Find an anti-malaria drug that can turn human blood into toxins with mosquitoes

Scientists have found an oral drug capable of turning human blood into a toxin for mosquitoes and even killing mosquitoes. This is considered a breakthrough invention in preventing malaria, the disease every year kills about half a million people around the world.

According to a reporter in Africa, a research group led by scientists from Liverpool University of Tropical Medicine (UK) announced that Ivermectin has been successfully tested, oral medicine not only has the ability to make mosquitoes stay away, but also turn human blood into a toxin for this kind of insect.

Picture 1 of Find an anti-malaria drug that can turn human blood into toxins with mosquitoes
This medicine will turn human blood into a toxin for mosquitoes.

Previously, scientists tested the drug on 139 volunteers in Kenya - a country with 6 million new cases each year. Results showed that after taking Ivermectin, the toxin to mosquitoes will remain in the blood of volunteers for 28 days.

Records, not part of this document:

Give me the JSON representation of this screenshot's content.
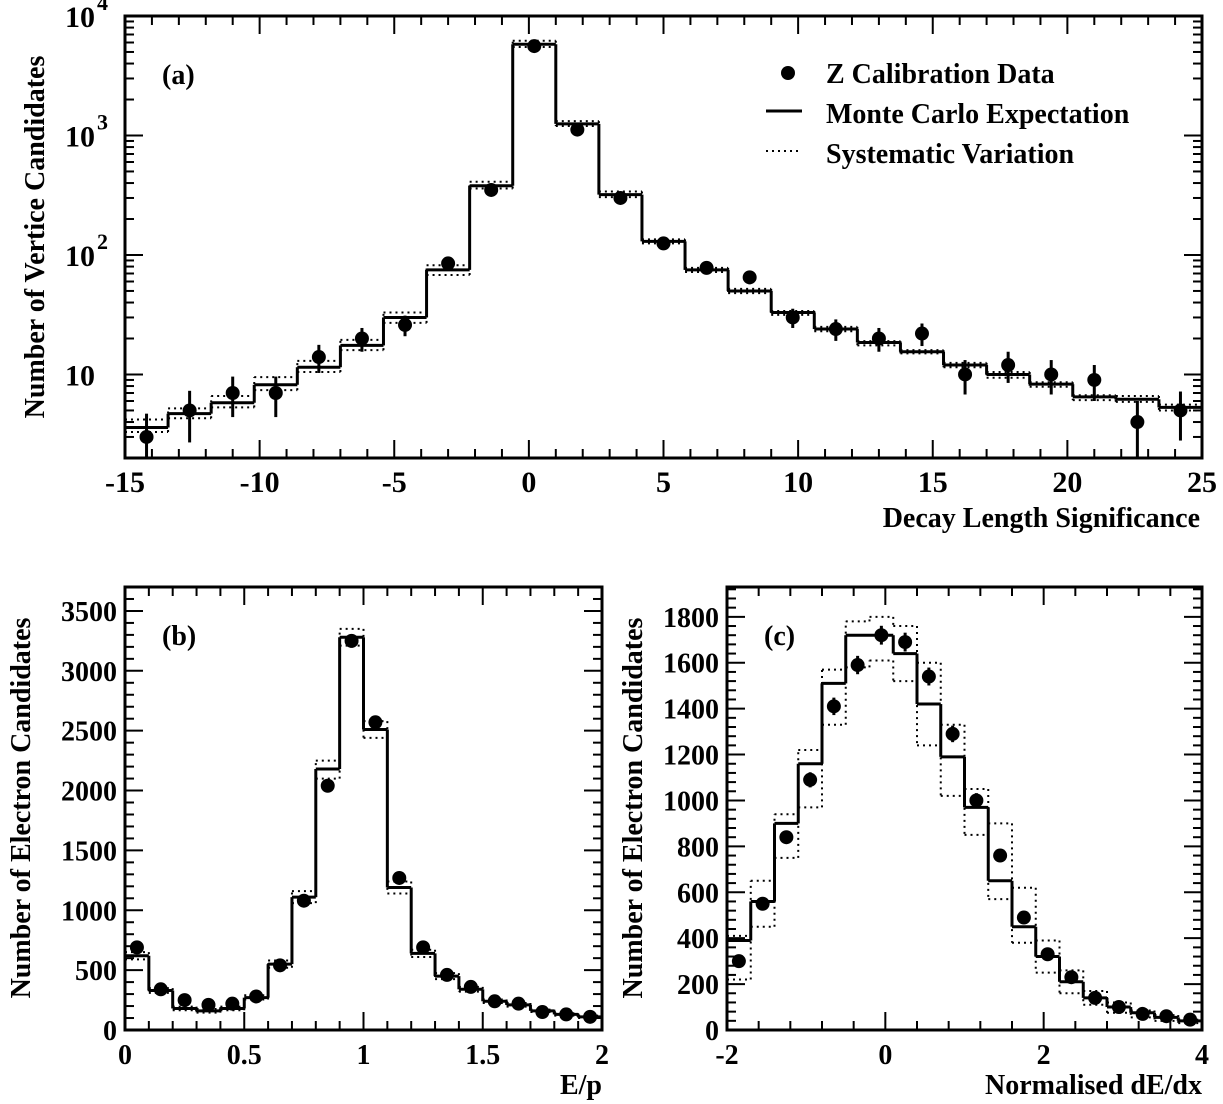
{
  "chart_data": [
    {
      "id": "a",
      "type": "line",
      "panel_label": "(a)",
      "xlabel": "Decay Length Significance",
      "ylabel": "Number of Vertice Candidates",
      "xlim": [
        -15,
        25
      ],
      "ylim": [
        2,
        10000
      ],
      "yscale": "log",
      "xticks": [
        -15,
        -10,
        -5,
        0,
        5,
        10,
        15,
        20,
        25
      ],
      "yticks": [
        {
          "value": 10,
          "label": "10",
          "sup": ""
        },
        {
          "value": 100,
          "label": "10",
          "sup": "2"
        },
        {
          "value": 1000,
          "label": "10",
          "sup": "3"
        },
        {
          "value": 10000,
          "label": "10",
          "sup": "4"
        }
      ],
      "legend": {
        "position": "top-right",
        "entries": [
          {
            "label": "Z Calibration Data",
            "style": "marker"
          },
          {
            "label": "Monte Carlo Expectation",
            "style": "solid"
          },
          {
            "label": "Systematic Variation",
            "style": "dotted"
          }
        ]
      },
      "bin_edges": [
        -15,
        -13.4,
        -11.8,
        -10.2,
        -8.6,
        -7,
        -5.4,
        -3.8,
        -2.2,
        -0.6,
        1,
        2.6,
        4.2,
        5.8,
        7.4,
        9,
        10.6,
        12.2,
        13.8,
        15.4,
        17,
        18.6,
        20.2,
        21.8,
        23.4,
        25
      ],
      "series": [
        {
          "name": "Monte Carlo Expectation",
          "style": "solid",
          "values": [
            3.6,
            4.7,
            5.8,
            8.2,
            11.5,
            17.5,
            30,
            75,
            380,
            5800,
            1250,
            320,
            130,
            75,
            50,
            33,
            24,
            18.5,
            15.5,
            12,
            10,
            8.3,
            6.5,
            6.2,
            5.3
          ]
        },
        {
          "name": "Systematic Variation (up)",
          "style": "dotted",
          "values": [
            4.2,
            5.2,
            6.6,
            9.5,
            13,
            19.5,
            33,
            82,
            410,
            6200,
            1320,
            340,
            135,
            78,
            52,
            34,
            25,
            19,
            16,
            12.5,
            10.5,
            8.6,
            6.7,
            6.6,
            5.6
          ]
        },
        {
          "name": "Systematic Variation (down)",
          "style": "dotted",
          "values": [
            3.3,
            4.3,
            5.3,
            7.4,
            10.5,
            16,
            27,
            68,
            360,
            5500,
            1200,
            305,
            125,
            72,
            48,
            31.5,
            23,
            17.5,
            15,
            11.5,
            9.4,
            7.9,
            6.1,
            5.9,
            5
          ]
        },
        {
          "name": "Z Calibration Data",
          "style": "points",
          "x": [
            -14.2,
            -12.6,
            -11,
            -9.4,
            -7.8,
            -6.2,
            -4.6,
            -3,
            -1.4,
            0.2,
            1.8,
            3.4,
            5,
            6.6,
            8.2,
            9.8,
            11.4,
            13,
            14.6,
            16.2,
            17.8,
            19.4,
            21,
            22.6,
            24.2
          ],
          "y": [
            3,
            5,
            7,
            7,
            14,
            20,
            26,
            85,
            350,
            5600,
            1120,
            300,
            125,
            78,
            65,
            30,
            24,
            20,
            22,
            10,
            12,
            10,
            9,
            4,
            5
          ],
          "err": [
            1.7,
            2.3,
            2.6,
            2.6,
            3.7,
            4.5,
            5.1,
            9.2,
            19,
            75,
            33,
            17,
            11,
            9,
            8,
            5.5,
            4.9,
            4.5,
            4.7,
            3.2,
            3.5,
            3.2,
            3,
            2,
            2.2
          ]
        }
      ]
    },
    {
      "id": "b",
      "type": "line",
      "panel_label": "(b)",
      "xlabel": "E/p",
      "ylabel": "Number of Electron Candidates",
      "xlim": [
        0,
        2
      ],
      "ylim": [
        0,
        3700
      ],
      "yscale": "linear",
      "xticks": [
        0,
        0.5,
        1,
        1.5,
        2
      ],
      "yticks": [
        0,
        500,
        1000,
        1500,
        2000,
        2500,
        3000,
        3500
      ],
      "bin_edges": [
        0,
        0.1,
        0.2,
        0.3,
        0.4,
        0.5,
        0.6,
        0.7,
        0.8,
        0.9,
        1.0,
        1.1,
        1.2,
        1.3,
        1.4,
        1.5,
        1.6,
        1.7,
        1.8,
        1.9,
        2.0
      ],
      "series": [
        {
          "name": "Monte Carlo Expectation",
          "style": "solid",
          "values": [
            620,
            330,
            180,
            160,
            180,
            270,
            550,
            1110,
            2180,
            3280,
            2510,
            1190,
            640,
            450,
            340,
            240,
            210,
            160,
            130,
            110
          ]
        },
        {
          "name": "Systematic Variation (up)",
          "style": "dotted",
          "values": [
            650,
            350,
            195,
            175,
            195,
            290,
            580,
            1160,
            2250,
            3350,
            2580,
            1240,
            670,
            475,
            360,
            255,
            225,
            170,
            140,
            120
          ]
        },
        {
          "name": "Systematic Variation (down)",
          "style": "dotted",
          "values": [
            590,
            310,
            165,
            145,
            165,
            255,
            520,
            1060,
            2100,
            3210,
            2440,
            1140,
            610,
            425,
            320,
            225,
            195,
            150,
            120,
            100
          ]
        },
        {
          "name": "Z Calibration Data",
          "style": "points",
          "x": [
            0.05,
            0.15,
            0.25,
            0.35,
            0.45,
            0.55,
            0.65,
            0.75,
            0.85,
            0.95,
            1.05,
            1.15,
            1.25,
            1.35,
            1.45,
            1.55,
            1.65,
            1.75,
            1.85,
            1.95
          ],
          "y": [
            690,
            340,
            250,
            210,
            220,
            280,
            540,
            1080,
            2040,
            3250,
            2570,
            1270,
            690,
            460,
            360,
            240,
            220,
            150,
            130,
            110
          ],
          "err": [
            26,
            18,
            16,
            14,
            15,
            17,
            23,
            33,
            45,
            57,
            51,
            36,
            26,
            21,
            19,
            15,
            15,
            12,
            11,
            10
          ]
        }
      ]
    },
    {
      "id": "c",
      "type": "line",
      "panel_label": "(c)",
      "xlabel": "Normalised dE/dx",
      "ylabel": "Number of Electron Candidates",
      "xlim": [
        -2,
        4
      ],
      "ylim": [
        0,
        1930
      ],
      "yscale": "linear",
      "xticks": [
        -2,
        0,
        2,
        4
      ],
      "yticks": [
        0,
        200,
        400,
        600,
        800,
        1000,
        1200,
        1400,
        1600,
        1800
      ],
      "bin_edges": [
        -2,
        -1.7,
        -1.4,
        -1.1,
        -0.8,
        -0.5,
        -0.2,
        0.1,
        0.4,
        0.7,
        1.0,
        1.3,
        1.6,
        1.9,
        2.2,
        2.5,
        2.8,
        3.1,
        3.4,
        3.7,
        4.0
      ],
      "series": [
        {
          "name": "Monte Carlo Expectation",
          "style": "solid",
          "values": [
            390,
            560,
            900,
            1160,
            1510,
            1720,
            1720,
            1640,
            1420,
            1190,
            970,
            650,
            450,
            320,
            210,
            140,
            100,
            75,
            55,
            40
          ]
        },
        {
          "name": "Systematic Variation (up)",
          "style": "dotted",
          "values": [
            410,
            650,
            940,
            1220,
            1570,
            1780,
            1800,
            1760,
            1600,
            1330,
            1050,
            900,
            620,
            390,
            260,
            170,
            120,
            85,
            65,
            45
          ]
        },
        {
          "name": "Systematic Variation (down)",
          "style": "dotted",
          "values": [
            220,
            450,
            750,
            970,
            1330,
            1580,
            1610,
            1520,
            1240,
            1020,
            850,
            570,
            380,
            250,
            160,
            110,
            75,
            55,
            40,
            30
          ]
        },
        {
          "name": "Z Calibration Data",
          "style": "points",
          "x": [
            -1.85,
            -1.55,
            -1.25,
            -0.95,
            -0.65,
            -0.35,
            -0.05,
            0.25,
            0.55,
            0.85,
            1.15,
            1.45,
            1.75,
            2.05,
            2.35,
            2.65,
            2.95,
            3.25,
            3.55,
            3.85
          ],
          "y": [
            300,
            550,
            840,
            1090,
            1410,
            1590,
            1720,
            1690,
            1540,
            1290,
            1000,
            760,
            490,
            330,
            230,
            140,
            100,
            70,
            60,
            45
          ],
          "err": [
            17,
            23,
            29,
            33,
            38,
            40,
            41,
            41,
            39,
            36,
            32,
            28,
            22,
            18,
            15,
            12,
            10,
            8,
            8,
            7
          ]
        }
      ]
    }
  ]
}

In addition, the scientists locked the mosquitoes into the same amount of blood taken from the volunteers who took Ivermectin. The results also showed that 97% of mosquitoes died within two weeks after taking this test blood.

According to the prestigious medical journal Lancet Infectious Diseases, Ivermectin belongs to the antihelmintics group. This is a group of drugs that work in a crippling manner and then kill the parasite.

Scientists hope that the new drug will help Africa, especially countries in the southern Sahara desert, fight malaria because it is the place that accounts for 90% of malaria patients and 92%. deaths from this disease worldwide.

According to the World Health Organization (WHO), the mosquitoes that spread annually make about 750,000 deaths worldwide, most of them children. Of these, about 430,000 people die from malaria-related symptoms.